107) This type of culture is commonly thought to be prevalent in organisations in which feedback comes in the form of financial rewards. You can think here of commodity brokers and sales-orientated organisations, such as those that sell water purifiers or financial services. Feedback, however, can come in many other ways. Police officers, sports people and entertainers all receive rapid feedback on the effectiveness of their work, and they could all be classified as belonging to a ‘tough guy’ culture, even though their feedback is not simply financial. Similarly, all these occupations have a degree of inherent risk, and the line between success and failure can be very fine indeed.
For example, a football manager’s career could rest on one refereeing decision, and a comedian’s success depends on the mixture of people in the audience. Managers in this type of culture need to be able to make decisions quickly and to accept risk. To survive when things go wrong, they need to be resilient.
These cultures are characterised by aggressive internal competition. Employees in such organisations believe that to get on they must be as tough as the ‘movers and shakers’ at the top.
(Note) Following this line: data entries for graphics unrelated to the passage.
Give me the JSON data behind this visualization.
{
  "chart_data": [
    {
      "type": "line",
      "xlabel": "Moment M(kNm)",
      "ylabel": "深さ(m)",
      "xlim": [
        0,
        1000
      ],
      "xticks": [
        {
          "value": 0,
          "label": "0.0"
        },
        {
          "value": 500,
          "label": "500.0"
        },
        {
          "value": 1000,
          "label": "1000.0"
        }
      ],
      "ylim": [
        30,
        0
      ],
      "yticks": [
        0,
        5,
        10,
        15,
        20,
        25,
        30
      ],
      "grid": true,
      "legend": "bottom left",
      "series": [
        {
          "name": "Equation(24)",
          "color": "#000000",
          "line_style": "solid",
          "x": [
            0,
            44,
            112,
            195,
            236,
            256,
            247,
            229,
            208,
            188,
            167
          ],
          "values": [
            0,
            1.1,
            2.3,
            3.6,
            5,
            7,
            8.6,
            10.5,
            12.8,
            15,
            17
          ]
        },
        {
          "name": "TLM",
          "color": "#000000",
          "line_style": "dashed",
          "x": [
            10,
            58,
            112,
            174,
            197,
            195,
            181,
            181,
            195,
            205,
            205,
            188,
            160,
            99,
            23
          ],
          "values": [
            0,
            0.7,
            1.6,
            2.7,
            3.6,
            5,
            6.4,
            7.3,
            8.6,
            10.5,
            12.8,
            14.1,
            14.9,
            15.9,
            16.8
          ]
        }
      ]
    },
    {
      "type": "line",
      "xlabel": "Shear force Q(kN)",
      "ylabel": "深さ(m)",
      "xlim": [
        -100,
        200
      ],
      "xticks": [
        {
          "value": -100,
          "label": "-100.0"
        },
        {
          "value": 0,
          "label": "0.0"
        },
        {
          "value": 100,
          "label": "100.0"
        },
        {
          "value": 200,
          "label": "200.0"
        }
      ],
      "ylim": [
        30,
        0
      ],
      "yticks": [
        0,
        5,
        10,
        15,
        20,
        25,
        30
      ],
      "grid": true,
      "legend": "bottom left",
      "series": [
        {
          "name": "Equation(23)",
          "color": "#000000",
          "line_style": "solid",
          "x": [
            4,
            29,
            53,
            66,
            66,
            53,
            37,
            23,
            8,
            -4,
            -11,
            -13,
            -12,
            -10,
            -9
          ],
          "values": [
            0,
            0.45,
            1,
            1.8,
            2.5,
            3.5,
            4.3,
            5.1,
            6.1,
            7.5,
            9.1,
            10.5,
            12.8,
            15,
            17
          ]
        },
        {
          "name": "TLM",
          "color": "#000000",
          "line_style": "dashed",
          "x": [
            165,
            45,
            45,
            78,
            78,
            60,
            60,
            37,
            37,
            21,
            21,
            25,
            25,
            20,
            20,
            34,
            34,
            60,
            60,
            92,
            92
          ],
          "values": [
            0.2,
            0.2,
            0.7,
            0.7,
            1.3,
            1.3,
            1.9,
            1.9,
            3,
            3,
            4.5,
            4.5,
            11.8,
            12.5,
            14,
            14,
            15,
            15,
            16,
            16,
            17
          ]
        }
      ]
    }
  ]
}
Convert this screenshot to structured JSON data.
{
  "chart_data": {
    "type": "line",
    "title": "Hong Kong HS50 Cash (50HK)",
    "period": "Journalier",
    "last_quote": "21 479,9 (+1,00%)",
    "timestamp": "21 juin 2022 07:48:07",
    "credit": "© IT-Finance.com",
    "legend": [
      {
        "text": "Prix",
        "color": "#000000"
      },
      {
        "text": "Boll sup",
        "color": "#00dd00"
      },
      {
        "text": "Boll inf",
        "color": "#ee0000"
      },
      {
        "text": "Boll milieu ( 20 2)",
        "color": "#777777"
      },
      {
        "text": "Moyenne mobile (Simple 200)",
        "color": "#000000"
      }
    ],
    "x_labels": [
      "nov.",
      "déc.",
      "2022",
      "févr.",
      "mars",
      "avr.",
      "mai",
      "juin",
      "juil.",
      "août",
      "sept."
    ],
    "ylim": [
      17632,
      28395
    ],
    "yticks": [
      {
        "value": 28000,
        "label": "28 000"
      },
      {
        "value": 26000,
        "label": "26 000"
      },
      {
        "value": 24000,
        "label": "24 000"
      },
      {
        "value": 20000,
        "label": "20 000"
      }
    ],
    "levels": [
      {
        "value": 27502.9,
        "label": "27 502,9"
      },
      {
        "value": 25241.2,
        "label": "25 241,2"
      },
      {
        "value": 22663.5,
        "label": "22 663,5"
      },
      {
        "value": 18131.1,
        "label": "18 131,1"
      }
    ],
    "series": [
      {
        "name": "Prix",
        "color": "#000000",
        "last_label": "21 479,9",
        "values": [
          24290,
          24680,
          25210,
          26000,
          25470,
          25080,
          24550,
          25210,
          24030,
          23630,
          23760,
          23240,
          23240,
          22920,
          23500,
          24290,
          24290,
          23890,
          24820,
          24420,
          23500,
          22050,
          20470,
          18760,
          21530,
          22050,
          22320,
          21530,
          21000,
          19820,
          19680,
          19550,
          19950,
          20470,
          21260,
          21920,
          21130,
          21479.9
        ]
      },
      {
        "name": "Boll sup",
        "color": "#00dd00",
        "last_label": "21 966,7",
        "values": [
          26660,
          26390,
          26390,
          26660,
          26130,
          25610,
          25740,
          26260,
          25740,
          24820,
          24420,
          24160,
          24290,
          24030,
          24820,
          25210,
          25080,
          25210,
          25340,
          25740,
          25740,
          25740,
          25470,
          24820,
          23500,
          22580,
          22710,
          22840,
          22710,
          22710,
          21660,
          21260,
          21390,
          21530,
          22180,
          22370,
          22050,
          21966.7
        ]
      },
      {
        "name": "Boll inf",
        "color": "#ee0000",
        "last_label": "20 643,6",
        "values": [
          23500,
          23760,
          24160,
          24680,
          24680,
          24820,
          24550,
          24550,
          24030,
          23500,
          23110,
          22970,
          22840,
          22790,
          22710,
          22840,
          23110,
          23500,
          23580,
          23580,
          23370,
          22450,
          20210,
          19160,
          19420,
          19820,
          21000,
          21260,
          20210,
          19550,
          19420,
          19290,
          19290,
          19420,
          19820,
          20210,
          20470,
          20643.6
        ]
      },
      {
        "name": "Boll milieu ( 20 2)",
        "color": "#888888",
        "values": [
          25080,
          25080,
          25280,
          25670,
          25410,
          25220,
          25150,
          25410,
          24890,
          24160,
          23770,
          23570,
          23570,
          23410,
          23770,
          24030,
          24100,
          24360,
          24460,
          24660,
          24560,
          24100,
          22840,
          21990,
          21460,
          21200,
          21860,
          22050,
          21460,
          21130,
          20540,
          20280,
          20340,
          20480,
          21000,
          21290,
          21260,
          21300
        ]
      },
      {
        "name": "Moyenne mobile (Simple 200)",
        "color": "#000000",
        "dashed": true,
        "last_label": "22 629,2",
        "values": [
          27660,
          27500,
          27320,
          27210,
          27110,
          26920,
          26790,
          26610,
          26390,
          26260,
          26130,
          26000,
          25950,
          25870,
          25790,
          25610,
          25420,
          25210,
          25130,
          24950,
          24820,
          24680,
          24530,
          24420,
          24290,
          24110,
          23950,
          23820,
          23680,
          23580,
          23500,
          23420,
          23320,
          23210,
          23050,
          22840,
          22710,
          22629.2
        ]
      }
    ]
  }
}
These activities tend to produce a lot of internal politics and conflict. In addition, these cultures tend to nurture short-term views, and here you might recall some of the reasons that are believed to have led to the fall of organisations such as Enron (auditing failures in picking up billions in debt from failed deals and projects) and Lehman Brothers Bank (bad debts led to its eventual collapse). Despite the label ‘tough guy’, Deal and Kennedy suggest that this culture is the least discriminatory of the four because it is, in their view, a meritocracy in which success is what is acknowledged and rewarded. (Source: Deal and Kennedy, 1982, p. Driver Impresora Hp Laserjet P1006 here. 108) This type of culture is characterised by high levels of activity, and each employee has to take few risks.
Instead, success is measured by persistence. Typically, the primary cultural value is to supply customers with a quality product or service. These cultures spawn meetings, conventions, teamworking, office parties, jargon, buzzwords and so on. They are typical of large organisations such as the motor industry, IT and telecoms because in smaller organisations there are often increased levels of risk as ‘every decision is a big one’. The high levels of energy create two main problems for a manager: ensuring that the energy is being directed at the right tasks, and ensuring that quality accompanies the high levels of activity.